How long have you been in business?
Look for a company with an established business history in your community. Surviving in any business in today's competitive marketplace is a difficult task. Most successful contractors are proud of their history in the industry.
What is your approach to a project of this scope?
This will give you an idea of how the contractor works and what to expect during the project. Listen carefully to the answer. This is one of the big indicators of the company's work ethic.
How do you operate?
In other words, how is your firm organized? Do you have employees or do you hire subcontractors? If you do have employees, what are their job descriptions? Do you use a project supervisor or lead carpenter to oversee the project? Other firms will have additional positions. You should know what parts of your project will be handled by staff, and which will be contracted out to independent contractors.
Do you have design services available?
If you are considering a large or involved project, you will need design services. If the contractor does not have design/build capabilities, you should consider hiring an architect. Depending on the size and scope of the project, you may need an architect or structural engineer.
Does your company carry workers compensation and liability insurance?
Ask for copies of the insurance certificates to verify coverage. In addition, some states require licensing and registration. If your state does have construction licensing laws, ask for your contractor's registration and license, then confirm the license number and expiration date with your local jurisdiction.
Are any of your company's employees certified?
Trade certifications are good indicators of dedication, professionalism and knowledge of the industry. Remodelers are required to meet certain industry criteria to maintain their certifications. NARI offers nine designations: Master Certified Remodeler (MCR), Certified Remodeler (CR), Certified Remodeler Specialist (CRS), Certified Remodeler Associate (CRA), Certified Remodeling Project Manager (CRPM), Certified Kitchen & Bath Remodeler (CKBR), Certified Lead Carpenter (CLC), Green Certified Professional (GCP), Universal Design Certified Professional (UDCP).

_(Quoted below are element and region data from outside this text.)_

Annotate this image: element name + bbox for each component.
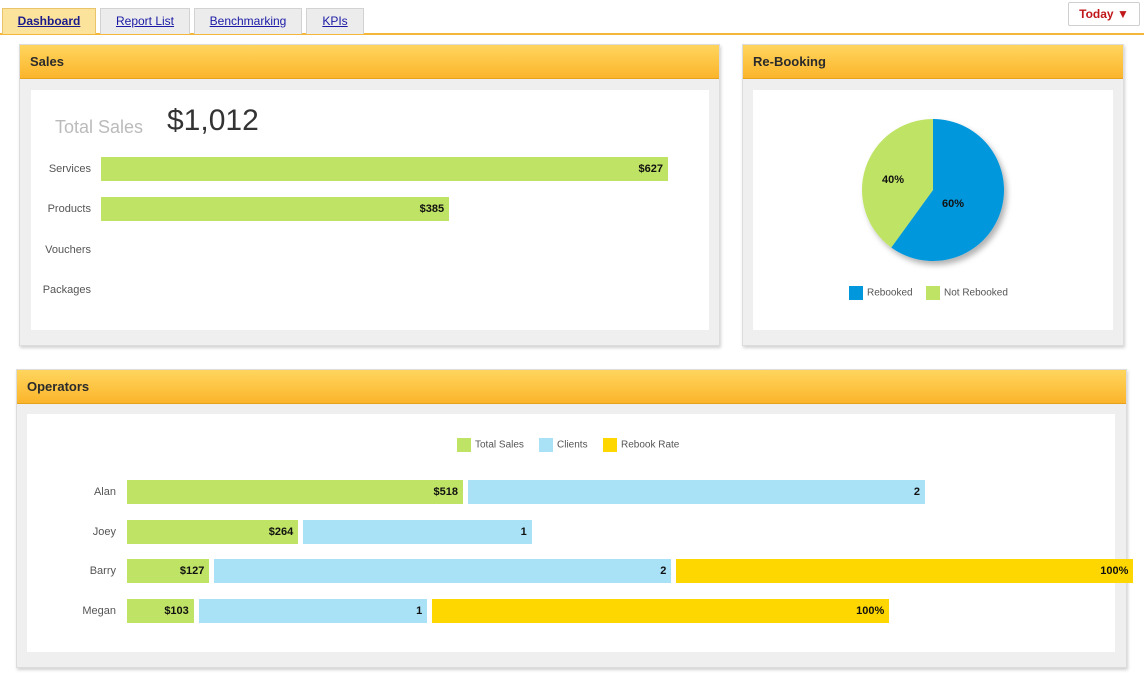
sales-bar-value: $385 bbox=[419, 203, 445, 215]
sales-bar: $385 bbox=[101, 197, 450, 221]
operator-bar: $103 bbox=[127, 599, 194, 623]
operator-name-label: Alan bbox=[93, 486, 116, 498]
sales-bar: $627 bbox=[101, 157, 668, 181]
date-filter-label: Today bbox=[1079, 7, 1114, 21]
operator-bar: 1 bbox=[303, 520, 532, 544]
sales-panel-title: Sales bbox=[20, 45, 719, 79]
operators-panel-body: Total Sales Clients Rebook Rate Alan Joe… bbox=[27, 414, 1134, 652]
operator-bar-value: 2 bbox=[660, 565, 667, 577]
legend-swatch bbox=[457, 438, 471, 452]
sales-category-label: Products bbox=[47, 203, 91, 215]
sales-panel: Sales Total Sales $1,012 Services Produc… bbox=[19, 44, 720, 346]
legend-label: Clients bbox=[557, 439, 588, 451]
legend-item-total-sales: Total Sales bbox=[457, 438, 524, 453]
legend-swatch bbox=[539, 438, 553, 452]
operator-bar-value: 2 bbox=[913, 486, 920, 498]
legend-item-rebook-rate: Rebook Rate bbox=[603, 438, 679, 453]
rebooking-panel-body: 60% 40% Rebooked Not Rebooked bbox=[753, 90, 1113, 330]
pie-slice bbox=[891, 119, 1004, 261]
operator-bar-value: 1 bbox=[416, 605, 423, 617]
legend-swatch bbox=[849, 286, 863, 300]
operator-bar: 100% bbox=[676, 559, 1134, 583]
operator-bar: $127 bbox=[127, 559, 210, 583]
pie-label-rebooked: 60% bbox=[942, 198, 965, 210]
legend-item-not-rebooked: Not Rebooked bbox=[926, 286, 1008, 301]
tab-dashboard[interactable]: Dashboard bbox=[2, 8, 96, 34]
tab-report-list[interactable]: Report List bbox=[100, 8, 190, 34]
legend-label: Not Rebooked bbox=[944, 287, 1008, 299]
operator-name-label: Joey bbox=[92, 526, 116, 538]
operator-bar-value: $264 bbox=[268, 526, 294, 538]
operator-bar-value: $518 bbox=[433, 486, 458, 498]
sales-bar-value: $627 bbox=[638, 163, 663, 175]
rebooking-panel: Re-Booking 60% 40% Rebooked Not Rebooked bbox=[742, 44, 1124, 346]
rebooking-pie-chart bbox=[862, 119, 1004, 261]
operator-bar: 2 bbox=[214, 559, 672, 583]
operator-bar: 2 bbox=[468, 480, 925, 504]
sales-category-label: Services bbox=[48, 163, 91, 175]
operator-bar-value: 100% bbox=[856, 605, 885, 617]
operator-name-label: Megan bbox=[82, 605, 116, 617]
pie-slice bbox=[862, 119, 933, 248]
operator-bar: $264 bbox=[127, 520, 299, 544]
pie-label-not-rebooked: 40% bbox=[882, 174, 905, 186]
legend-label: Total Sales bbox=[475, 439, 524, 451]
total-sales-value: $1,012 bbox=[167, 104, 259, 137]
date-filter-dropdown[interactable]: Today ▼ bbox=[1068, 2, 1140, 26]
operator-bar-value: $127 bbox=[179, 565, 205, 577]
legend-label: Rebook Rate bbox=[621, 439, 680, 451]
sales-category-label: Packages bbox=[42, 284, 91, 296]
operators-panel: Operators Total Sales Clients Rebook Rat… bbox=[16, 369, 1134, 668]
operator-bar: $518 bbox=[127, 480, 463, 504]
tab-kpis[interactable]: KPIs bbox=[306, 8, 364, 34]
operator-bar: 1 bbox=[198, 599, 428, 623]
operator-bar-value: $103 bbox=[164, 605, 189, 617]
total-sales-label: Total Sales bbox=[55, 117, 144, 137]
sales-category-label: Vouchers bbox=[45, 244, 91, 256]
tab-bar: Dashboard Report List Benchmarking KPIs … bbox=[0, 0, 1144, 35]
legend-item-clients: Clients bbox=[539, 438, 588, 453]
operator-name-label: Barry bbox=[89, 565, 116, 577]
operators-panel-title: Operators bbox=[17, 370, 1126, 404]
operator-bar-value: 100% bbox=[1100, 565, 1129, 577]
legend-swatch bbox=[603, 438, 617, 452]
legend-swatch bbox=[926, 286, 940, 300]
operator-bar-value: 1 bbox=[520, 526, 527, 538]
chevron-down-icon: ▼ bbox=[1116, 7, 1129, 21]
legend-item-rebooked: Rebooked bbox=[849, 286, 913, 301]
legend-label: Rebooked bbox=[867, 287, 913, 299]
sales-panel-body: Total Sales $1,012 Services Products Vou… bbox=[31, 90, 709, 330]
tab-benchmarking[interactable]: Benchmarking bbox=[194, 8, 302, 34]
operator-bar: 100% bbox=[432, 599, 890, 623]
rebooking-panel-title: Re-Booking bbox=[743, 45, 1123, 79]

May I have a list of references for projects you have completed which are similar to mine?
The contractor should be able to supply you with a minimum of three references, including names, telephone numbers and addresses. As a follow up to this question, ask how long ago the project was completed and if the contractor can arrange a visit to see the finished job. You should also ask for professional references from suppliers, financial institutions, or subcontractors to verify sound business practices.

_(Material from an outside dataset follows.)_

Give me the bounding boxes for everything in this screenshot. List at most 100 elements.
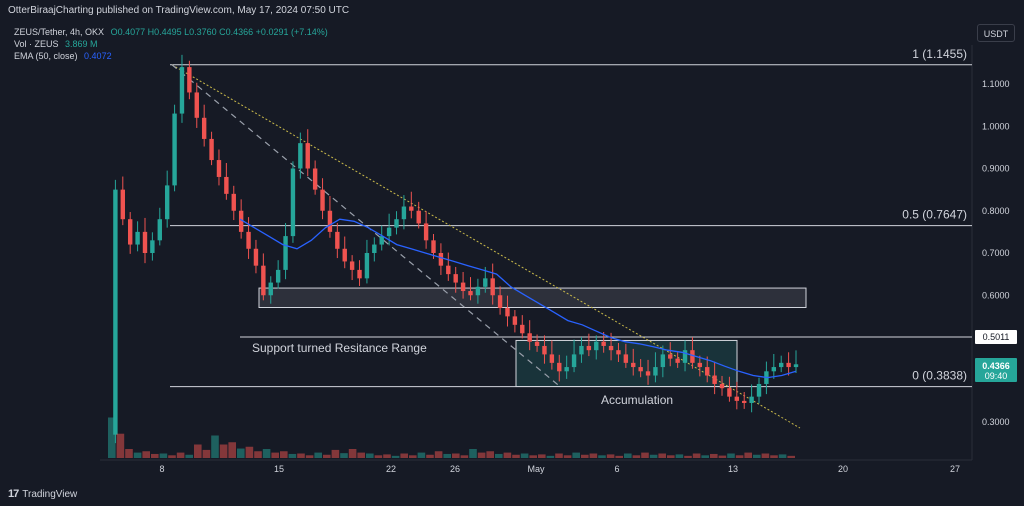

How many projects like mine have you completed in the past 12 months?
This will help you determine the contractor's familiarity with your type of project. You should confirm that a good portion of those completed projects were similar to the type of project you are proposing.
Will we need a permit for this project?
Most cities and towns require permits for building projects. Failure to obtain the necessary permits or to arrange obligatory inspections can be illegal. In some cases, if a project violates a zoning law or some other regulations, it may even have to be demolished if there is no way to comply with the law. A qualified remodeling contractor will be conscious of the permit process, and ensure that all permits have been obtained before initiating any work.
Of the many questions you can ask during an interview, the most important question is one you must ask yourself: "Do I trust and feel comfortable with the person I am about to hire?"
Your answer to that last question should make the hiring decision a little easier.